Researchers and later industry will need to create standardized virtual testing grounds to facilitate the comparison of different robot models. (These would likely come from Nvidia.)

Researchers also need to test robots on more complex, real-world tasks. This could involve robots using both hands (bimanual) or moving around (mobile) to complete longer, more intricate jobs. Think of it as giving robots more demanding, more realistic challenges to solve.

Scientists are also looking into how the amount of data, the size of the robot’s “brain” (model), and its performance are connected. Understanding this relationship could help us build better robots more efficiently.

Another exciting area is teaching robots to understand different types of information. This could include 3D maps of their surroundings, touch sensors, and even data from human actions. By combining all these different inputs, robots could learn to understand their environment more like humans do.

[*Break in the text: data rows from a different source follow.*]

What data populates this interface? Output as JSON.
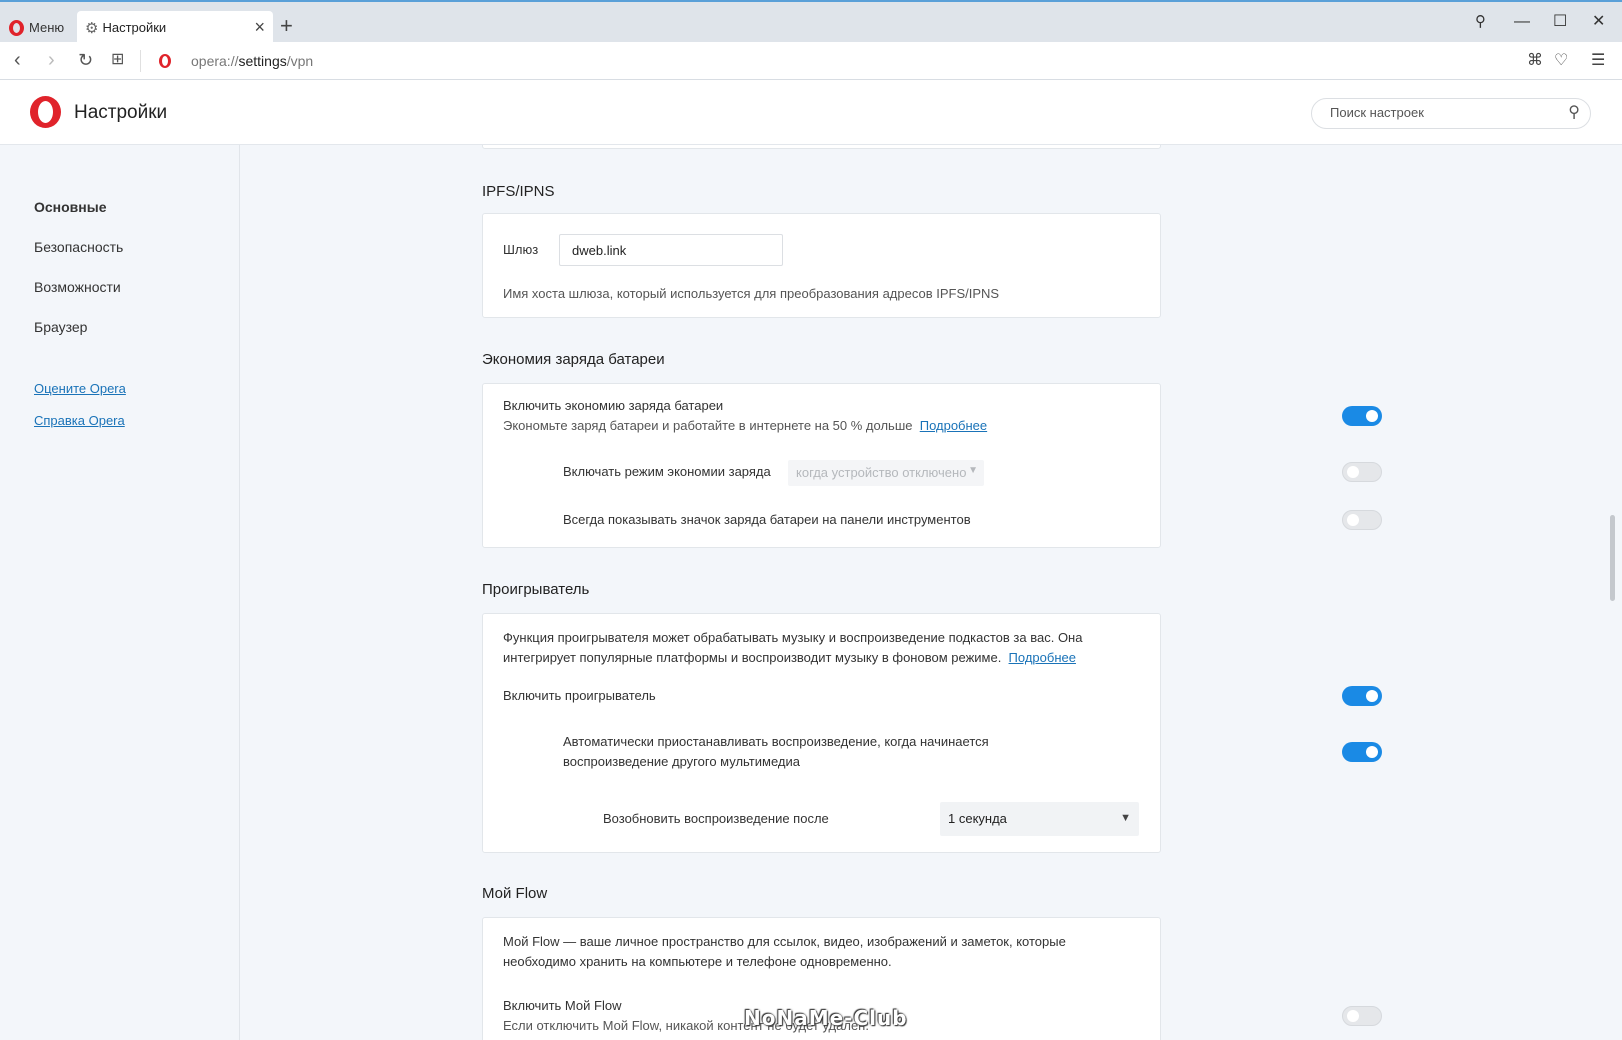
{
  "tabs": {
    "menu_label": "Меню",
    "active_label": "Настройки"
  },
  "addressbar": {
    "url_scheme": "opera://",
    "url_path": "settings",
    "url_rest": "/vpn"
  },
  "header": {
    "title": "Настройки",
    "search_placeholder": "Поиск настроек"
  },
  "sidebar": {
    "items": [
      {
        "label": "Основные",
        "active": true
      },
      {
        "label": "Безопасность",
        "active": false
      },
      {
        "label": "Возможности",
        "active": false
      },
      {
        "label": "Браузер",
        "active": false
      }
    ],
    "links": [
      {
        "label": "Оцените Opera"
      },
      {
        "label": "Справка Opera"
      }
    ]
  },
  "ipfs": {
    "title": "IPFS/IPNS",
    "gateway_label": "Шлюз",
    "gateway_value": "dweb.link",
    "gateway_desc": "Имя хоста шлюза, который используется для преобразования адресов IPFS/IPNS"
  },
  "battery": {
    "title": "Экономия заряда батареи",
    "enable_label": "Включить экономию заряда батареи",
    "enable_desc": "Экономьте заряд батареи и работайте в интернете на 50 % дольше",
    "more_link": "Подробнее",
    "enable_on": true,
    "mode_label": "Включать режим экономии заряда",
    "mode_value": "когда устройство отключено",
    "mode_on": false,
    "icon_label": "Всегда показывать значок заряда батареи на панели инструментов",
    "icon_on": false
  },
  "player": {
    "title": "Проигрыватель",
    "desc_line1": "Функция проигрывателя может обрабатывать музыку и воспроизведение подкастов за вас. Она",
    "desc_line2": "интегрирует популярные платформы и воспроизводит музыку в фоновом режиме.",
    "more_link": "Подробнее",
    "enable_label": "Включить проигрыватель",
    "enable_on": true,
    "autopause_line1": "Автоматически приостанавливать воспроизведение, когда начинается",
    "autopause_line2": "воспроизведение другого мультимедиа",
    "autopause_on": true,
    "resume_label": "Возобновить воспроизведение после",
    "resume_value": "1 секунда"
  },
  "flow": {
    "title": "Мой Flow",
    "desc_line1": "Мой Flow — ваше личное пространство для ссылок, видео, изображений и заметок, которые",
    "desc_line2": "необходимо хранить на компьютере и телефоне одновременно.",
    "enable_label": "Включить Мой Flow",
    "enable_desc": "Если отключить Мой Flow, никакой контент не будет удален.",
    "enable_on": false
  },
  "watermark": "NoNaMe-Club"
}
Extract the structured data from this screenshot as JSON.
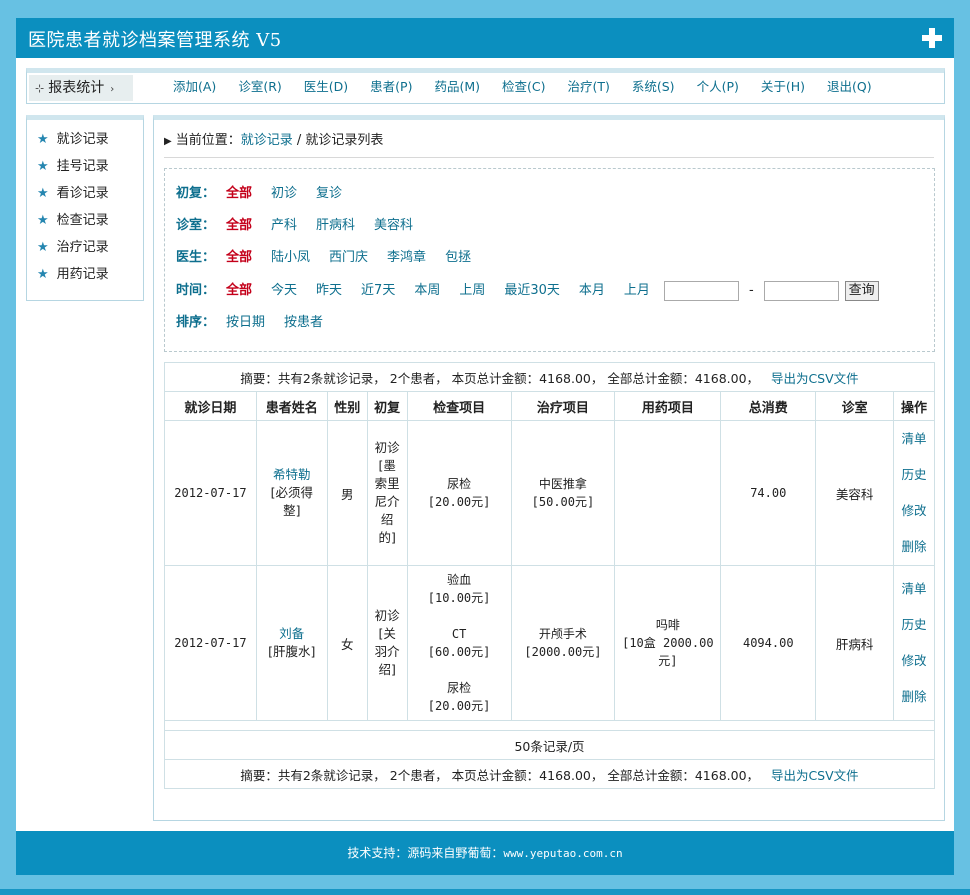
{
  "header": {
    "title": "医院患者就诊档案管理系统 V5"
  },
  "menu": {
    "title": "报表统计",
    "items": [
      "添加(A)",
      "诊室(R)",
      "医生(D)",
      "患者(P)",
      "药品(M)",
      "检查(C)",
      "治疗(T)",
      "系统(S)",
      "个人(P)",
      "关于(H)",
      "退出(Q)"
    ]
  },
  "sidebar": {
    "items": [
      "就诊记录",
      "挂号记录",
      "看诊记录",
      "检查记录",
      "治疗记录",
      "用药记录"
    ]
  },
  "breadcrumb": {
    "prefix": "当前位置：",
    "link": "就诊记录",
    "sep": "/",
    "current": "就诊记录列表"
  },
  "filters": {
    "first_visit": {
      "label": "初复：",
      "options": [
        "全部",
        "初诊",
        "复诊"
      ]
    },
    "clinic": {
      "label": "诊室：",
      "options": [
        "全部",
        "产科",
        "肝病科",
        "美容科"
      ]
    },
    "doctor": {
      "label": "医生：",
      "options": [
        "全部",
        "陆小凤",
        "西门庆",
        "李鸿章",
        "包拯"
      ]
    },
    "time": {
      "label": "时间：",
      "options": [
        "全部",
        "今天",
        "昨天",
        "近7天",
        "本周",
        "上周",
        "最近30天",
        "本月",
        "上月"
      ],
      "dash": "-",
      "query": "查询",
      "start_value": "",
      "end_value": ""
    },
    "sort": {
      "label": "排序：",
      "options": [
        "按日期",
        "按患者"
      ]
    }
  },
  "summary": {
    "text": "摘要：共有2条就诊记录， 2个患者， 本页总计金额：4168.00， 全部总计金额：4168.00，",
    "export": "导出为CSV文件"
  },
  "table": {
    "headers": [
      "就诊日期",
      "患者姓名",
      "性别",
      "初复",
      "检查项目",
      "治疗项目",
      "用药项目",
      "总消费",
      "诊室",
      "操作"
    ],
    "rows": [
      {
        "date": "2012-07-17",
        "name": "希特勒",
        "name_note": "[必须得整]",
        "gender": "男",
        "visit": "初诊[墨索里尼介绍的]",
        "checks": [
          {
            "name": "尿检",
            "price": "[20.00元]"
          }
        ],
        "treatments": [
          {
            "name": "中医推拿",
            "price": "[50.00元]"
          }
        ],
        "meds": [],
        "total": "74.00",
        "clinic": "美容科"
      },
      {
        "date": "2012-07-17",
        "name": "刘备",
        "name_note": "[肝腹水]",
        "gender": "女",
        "visit": "初诊[关羽介绍]",
        "checks": [
          {
            "name": "验血",
            "price": "[10.00元]"
          },
          {
            "name": "CT",
            "price": "[60.00元]"
          },
          {
            "name": "尿检",
            "price": "[20.00元]"
          }
        ],
        "treatments": [
          {
            "name": "开颅手术",
            "price": "[2000.00元]"
          }
        ],
        "meds": [
          {
            "name": "吗啡",
            "price": "[10盒 2000.00元]"
          }
        ],
        "total": "4094.00",
        "clinic": "肝病科"
      }
    ],
    "ops": [
      "清单",
      "历史",
      "修改",
      "删除"
    ],
    "page_size": "50条记录/页"
  },
  "footer": {
    "prefix": "技术支持：源码来自野葡萄：",
    "url": "www.yeputao.com.cn"
  }
}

All these research ideas aim to create smarter, more versatile robots that can handle a wider range of tasks in the real world. It’s about overcoming the current limitations of robot learning systems and pushing the boundaries of what robots can do.

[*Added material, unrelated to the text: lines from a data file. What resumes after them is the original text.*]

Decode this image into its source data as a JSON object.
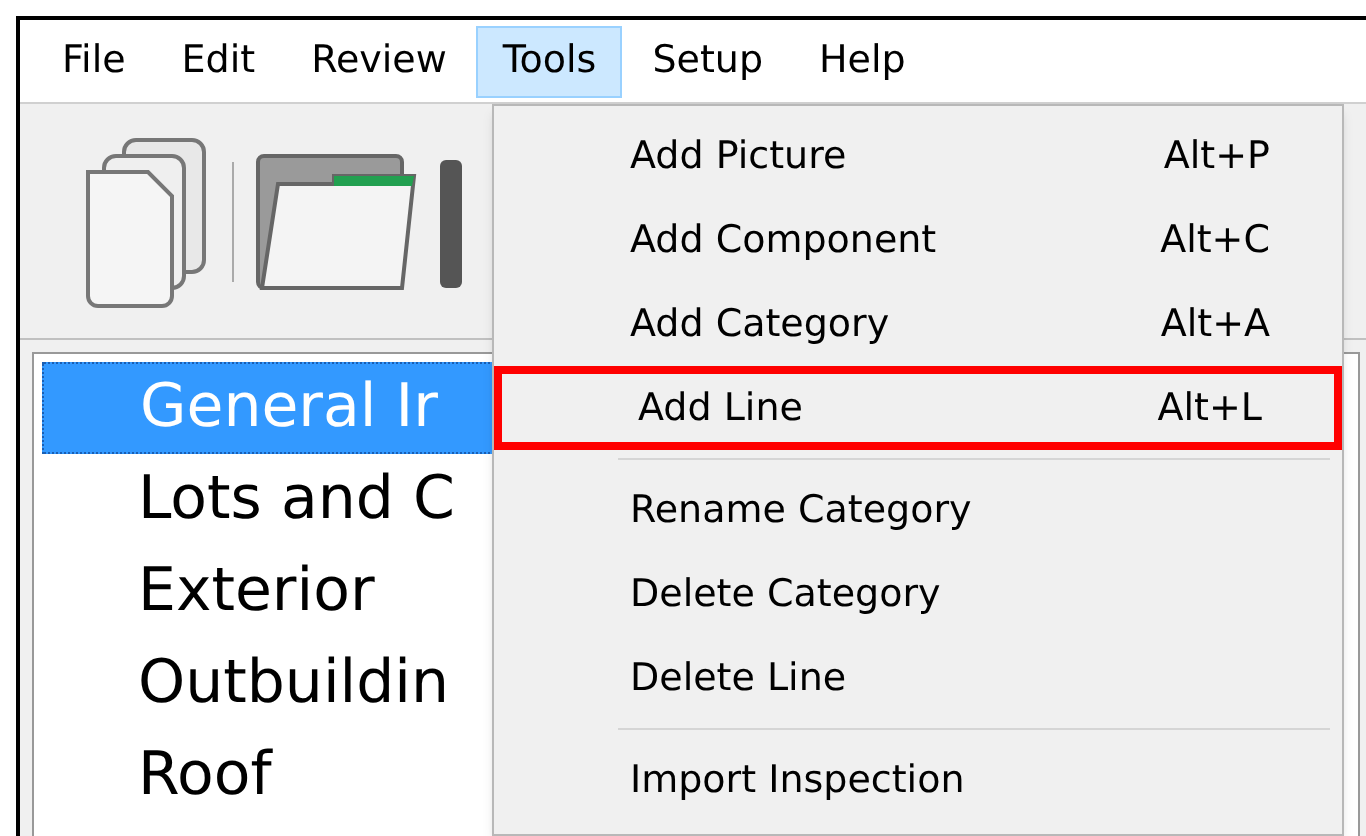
{
  "menu_bar": [
    {
      "label": "File",
      "selected": false
    },
    {
      "label": "Edit",
      "selected": false
    },
    {
      "label": "Review",
      "selected": false
    },
    {
      "label": "Tools",
      "selected": true
    },
    {
      "label": "Setup",
      "selected": false
    },
    {
      "label": "Help",
      "selected": false
    }
  ],
  "tree": {
    "items": [
      {
        "label": "General Ir",
        "selected": true
      },
      {
        "label": "Lots and C",
        "selected": false
      },
      {
        "label": "Exterior",
        "selected": false
      },
      {
        "label": "Outbuildin",
        "selected": false
      },
      {
        "label": "Roof",
        "selected": false
      }
    ]
  },
  "tools_menu": {
    "items": [
      {
        "kind": "item",
        "label": "Add Picture",
        "shortcut": "Alt+P",
        "highlighted": false
      },
      {
        "kind": "item",
        "label": "Add Component",
        "shortcut": "Alt+C",
        "highlighted": false
      },
      {
        "kind": "item",
        "label": "Add Category",
        "shortcut": "Alt+A",
        "highlighted": false
      },
      {
        "kind": "item",
        "label": "Add Line",
        "shortcut": "Alt+L",
        "highlighted": true
      },
      {
        "kind": "separator"
      },
      {
        "kind": "item",
        "label": "Rename Category",
        "highlighted": false
      },
      {
        "kind": "item",
        "label": "Delete Category",
        "highlighted": false
      },
      {
        "kind": "item",
        "label": "Delete Line",
        "highlighted": false
      },
      {
        "kind": "separator"
      },
      {
        "kind": "item",
        "label": "Import Inspection",
        "highlighted": false
      }
    ]
  }
}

According to an MIT article on the research, “In the future, the researchers want to study how data diversity could boost the performance of HPT. They also want to enhance HPT so it can process unlabeled data like GPT-4 and other large language models.”

The ultimate goal is a “universal robot brain” that could be downloaded and used without additional training. In essence, HPTs would enable robots to perform far closer to how people act. Specifically, a new, un-trained employee hired to work on an assembly line already knows how to pick things up, walk around, manipulate objects, and identify widgets by sight. They then start out haltingly, gaining confidence with additional skills acquired through practice. MIT researchers see HTP-trained robots as operating the same way. 

This raises obvious concerns about replacing human workers with robots, but that’s a subject for another column. 

In the meantime, I think MIT researchers are onto something here: a new technology that could — and probably will — radically accelerate the industrial robotics revolution.